How to get used to commutative diagrams? (the case of products). I've returned to Aluffi's book (after getting the basics of groups from Herstein's) and I hit the same brick wall that made me put it aside. My general problem is this: 
I can't seem to get used to commutative diagrams. This is mainly due to the fact that i'm not sure I'm translating them correctly and there's no one to tell me when I do. I'd like to know what should I do to become more comfortable with reading and writing diagrams. 
And now for a specific example of me trying to translate a diagram about  the definition of products:

This is my parsing of the definition of products:
Let $\mathrm{C}$ be a category and Let $A, B \in Obj(\mathrm{C})$.
Let $\mathrm{C'}$ be a category obtained from $\mathrm{C}$ as follows:
Take the objects of $C'$ to be tuples $f = (f_A,f_B)$ where $f_A \in Hom_{\mathrm{C}}(F,A)$ for some $F \in Obj(\mathrm{C})$ (and $f_B \in Hom(F,B)$)
For every $f,g \in \mathrm{C'}$ let $\sigma \in Hom_{\mathrm{C'}}(f,g)$ iff $\sigma  \in Hom_{\mathrm{C}}(F,G)$ (where $F$ and $G$ are the "domains" of $f$ and $g$ respectively) and $f \circ \sigma = g$
 (I can't seem to formulate the definition without requiring that the morphisms themselves have some kind of product. what is happening here exactly? 2-categories?).
If $\mathrm{C'}$ has a final object $\pi = (\pi_A,\pi_B)$ it is said that $\mathrm{C}$ has a product object $A \times B$ which is the "domain" of $\pi$. 
Is this a right way for interpreting the univeral property of the product? 
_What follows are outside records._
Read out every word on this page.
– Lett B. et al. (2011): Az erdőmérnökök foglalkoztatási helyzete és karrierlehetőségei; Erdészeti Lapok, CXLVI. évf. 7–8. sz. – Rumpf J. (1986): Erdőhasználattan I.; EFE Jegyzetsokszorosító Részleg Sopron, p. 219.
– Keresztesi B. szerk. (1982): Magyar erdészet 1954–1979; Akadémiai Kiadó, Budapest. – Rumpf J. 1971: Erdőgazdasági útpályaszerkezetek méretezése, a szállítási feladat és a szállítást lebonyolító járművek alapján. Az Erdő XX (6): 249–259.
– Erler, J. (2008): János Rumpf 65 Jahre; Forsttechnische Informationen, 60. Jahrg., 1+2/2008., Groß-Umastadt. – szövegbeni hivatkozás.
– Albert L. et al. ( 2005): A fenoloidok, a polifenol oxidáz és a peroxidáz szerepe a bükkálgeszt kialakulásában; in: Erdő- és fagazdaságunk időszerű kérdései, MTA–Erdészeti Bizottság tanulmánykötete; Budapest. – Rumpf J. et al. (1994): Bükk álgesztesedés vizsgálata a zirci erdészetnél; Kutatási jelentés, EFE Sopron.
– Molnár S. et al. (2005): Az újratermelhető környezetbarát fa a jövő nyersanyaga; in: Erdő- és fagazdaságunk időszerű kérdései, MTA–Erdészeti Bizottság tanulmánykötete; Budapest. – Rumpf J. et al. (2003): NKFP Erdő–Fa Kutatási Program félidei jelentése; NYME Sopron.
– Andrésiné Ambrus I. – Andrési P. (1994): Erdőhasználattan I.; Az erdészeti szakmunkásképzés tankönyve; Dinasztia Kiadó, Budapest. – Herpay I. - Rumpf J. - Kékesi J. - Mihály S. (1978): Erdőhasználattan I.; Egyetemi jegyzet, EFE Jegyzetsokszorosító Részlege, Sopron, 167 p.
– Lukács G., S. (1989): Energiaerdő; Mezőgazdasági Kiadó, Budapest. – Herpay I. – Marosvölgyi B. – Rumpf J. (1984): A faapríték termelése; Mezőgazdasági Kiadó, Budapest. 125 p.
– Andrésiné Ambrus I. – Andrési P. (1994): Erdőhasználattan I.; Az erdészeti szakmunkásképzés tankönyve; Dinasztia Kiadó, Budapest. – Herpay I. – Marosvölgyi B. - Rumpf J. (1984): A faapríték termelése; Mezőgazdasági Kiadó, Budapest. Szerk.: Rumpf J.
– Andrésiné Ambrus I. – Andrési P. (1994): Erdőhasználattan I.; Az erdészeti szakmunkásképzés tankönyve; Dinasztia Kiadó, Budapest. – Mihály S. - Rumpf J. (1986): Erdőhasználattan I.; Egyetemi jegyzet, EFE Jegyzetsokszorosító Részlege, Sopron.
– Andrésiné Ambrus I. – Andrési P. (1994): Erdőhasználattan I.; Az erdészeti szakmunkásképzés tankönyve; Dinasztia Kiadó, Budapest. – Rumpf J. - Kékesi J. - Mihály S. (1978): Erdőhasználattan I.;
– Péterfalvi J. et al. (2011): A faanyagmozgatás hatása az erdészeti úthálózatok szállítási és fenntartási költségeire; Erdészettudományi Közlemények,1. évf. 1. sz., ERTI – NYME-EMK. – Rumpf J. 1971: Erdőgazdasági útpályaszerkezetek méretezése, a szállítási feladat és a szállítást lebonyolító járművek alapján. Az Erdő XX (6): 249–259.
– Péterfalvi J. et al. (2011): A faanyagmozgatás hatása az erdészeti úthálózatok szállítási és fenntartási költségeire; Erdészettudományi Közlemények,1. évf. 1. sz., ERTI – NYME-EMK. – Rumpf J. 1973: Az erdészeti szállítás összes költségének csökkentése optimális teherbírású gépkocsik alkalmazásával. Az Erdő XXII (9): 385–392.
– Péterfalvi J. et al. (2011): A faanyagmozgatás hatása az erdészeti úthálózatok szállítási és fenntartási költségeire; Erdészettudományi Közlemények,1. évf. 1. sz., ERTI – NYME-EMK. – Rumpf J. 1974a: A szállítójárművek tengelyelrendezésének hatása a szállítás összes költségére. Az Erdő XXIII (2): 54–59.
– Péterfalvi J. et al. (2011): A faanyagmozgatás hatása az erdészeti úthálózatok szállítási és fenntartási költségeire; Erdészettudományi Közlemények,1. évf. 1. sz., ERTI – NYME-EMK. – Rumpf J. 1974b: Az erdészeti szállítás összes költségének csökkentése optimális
ADDED: By "domain" of $f \in Hom_{\mathrm{C'}}(A,B)$ I mean the object $F$ in $\mathrm{C}$ such that $f_A \in Hom_{\mathrm{C}}(F,A)$ and $f_B \in Hom_{\mathrm{C}}(F,B)$.
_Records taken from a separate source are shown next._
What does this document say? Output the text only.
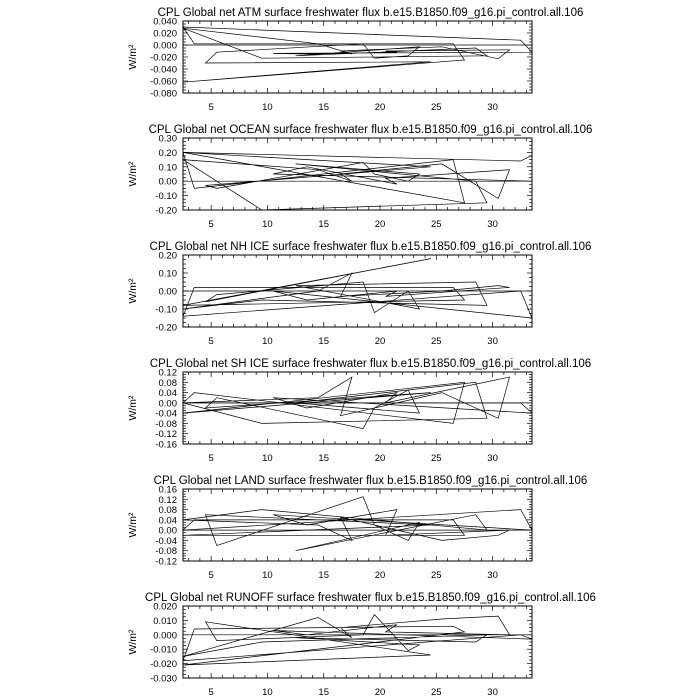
CPL Global net ATM surface freshwater flux b.e15.B1850.f09_g16.pi_control.all.106
5	10	15	20	25	30
0.040
0.020
0.000
-0.020
-0.040
-0.060
-0.080
W/m²
CPL Global net OCEAN surface freshwater flux b.e15.B1850.f09_g16.pi_control.all.106
5	10	15	20	25	30
0.30
0.20
0.10
0.00
-0.10
-0.20
W/m²
CPL Global net NH ICE surface freshwater flux b.e15.B1850.f09_g16.pi_control.all.106
5	10	15	20	25	30
0.20
0.10
0.00
-0.10
-0.20
W/m²
CPL Global net SH ICE surface freshwater flux b.e15.B1850.f09_g16.pi_control.all.106
5	10	15	20	25	30
0.12
0.08
0.04
0.00
-0.04
-0.08
-0.12
-0.16
W/m²
CPL Global net LAND surface freshwater flux b.e15.B1850.f09_g16.pi_control.all.106
5	10	15	20	25	30
0.16
0.12
0.08
0.04
0.00
-0.04
-0.08
-0.12
W/m²
CPL Global net RUNOFF surface freshwater flux b.e15.B1850.f09_g16.pi_control.all.106
5	10	15	20	25	30
0.020
0.010
0.000
-0.010
-0.020
-0.030
W/m²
 A: I don't have Alufi's book to verify, but from what I see in this topic, he defines the product as a universal cone. But it specifies the notions to the point that it is unhelpful.

So let's go to full generality and then apply to the case of the cartesian product. (I do not say it is the easiest way to get cartesian products, but this is the general construction over diagrams that Alufi is miming with its triples and stuff.)
Let $J$ be a small category, and $C$ any category. A commutative diagram indexed by $J$ in $C$ is a (covariant) functor $J \to C$. For every object $c$ of $C$, there is a constant diagram indexed by $J$ in $C$ defined by
$$ j \mapsto c, \quad (j\to k) \mapsto \mathrm{id}_c .$$
We denote  it by $\Delta_{J,c}$.
Then fix a diagram $D \colon J \to C$. From the category of functors $[J,C]$, we get the slice category $[J,C]/D$. Let denote $\mathrm{Cone}(D)$ the full subcategory of $[J,C]/D$ whose objects are those morphisms $D' \to D$ of $[J,C]$ where $D' = \Delta_{J,c}$ for some $c$.
If $\mathrm{Cone}(D)$ has a final object, it (the final object) is said to be the universal cone over $D$ or the limit of $D$.

A cartesian product in a category $C$ is the limit of any diagram in $C$ indexed by the discrete category with two objects and no non-identity arrow.
A: What you have said is essentially correct (although you should have $f = g \circ \sigma$ in order to have $\sigma \in \text{Hom}_{C'}(f,g)$). Defined this way, the product is seen as a special case of a limit. By the way, it might help to take the objects of $C'$ instead as triples $(F, f_A, f_B)$, thus avoiding confusion about the source of $f_A$ viewed as an arrow in $C$, or as part of the data of an object in $C'$. 
As commented above though, the limit definition can seem a bit convoluted at first, especially for such an intuitive notion as a product. A more concrete way to view products is as a representing object: given $A \in \text{Ob}(C)$, there is a functor $h_A : C \to \textbf{Set}$ given by $X \mapsto \text{Hom}_C(X,A)$. Given objects $A, B$ of $C$, you can take the functor $h_A \times h_B$ from $C$ to $\textbf{Set}$, sending $X$ to the set $\text{Hom}_C(X,A) \times \text{Hom}_C(X,B)$. The product $A \times B$, if it exists, is the object of $C$ representing this functor.
Both of these definitions encapsulate the fundamental property of a product: to give a morphism to a product is the same data as giving morphisms to each factor, or symbolically,
$\text{Hom}_C(X, A \times B) \cong \text{Hom}_C(X,A) \times \text{Hom}_C(X,B)$. This property is really what is used in practice, and the fact that this can be expressed using a commutative diagram can be viewed as just convenient.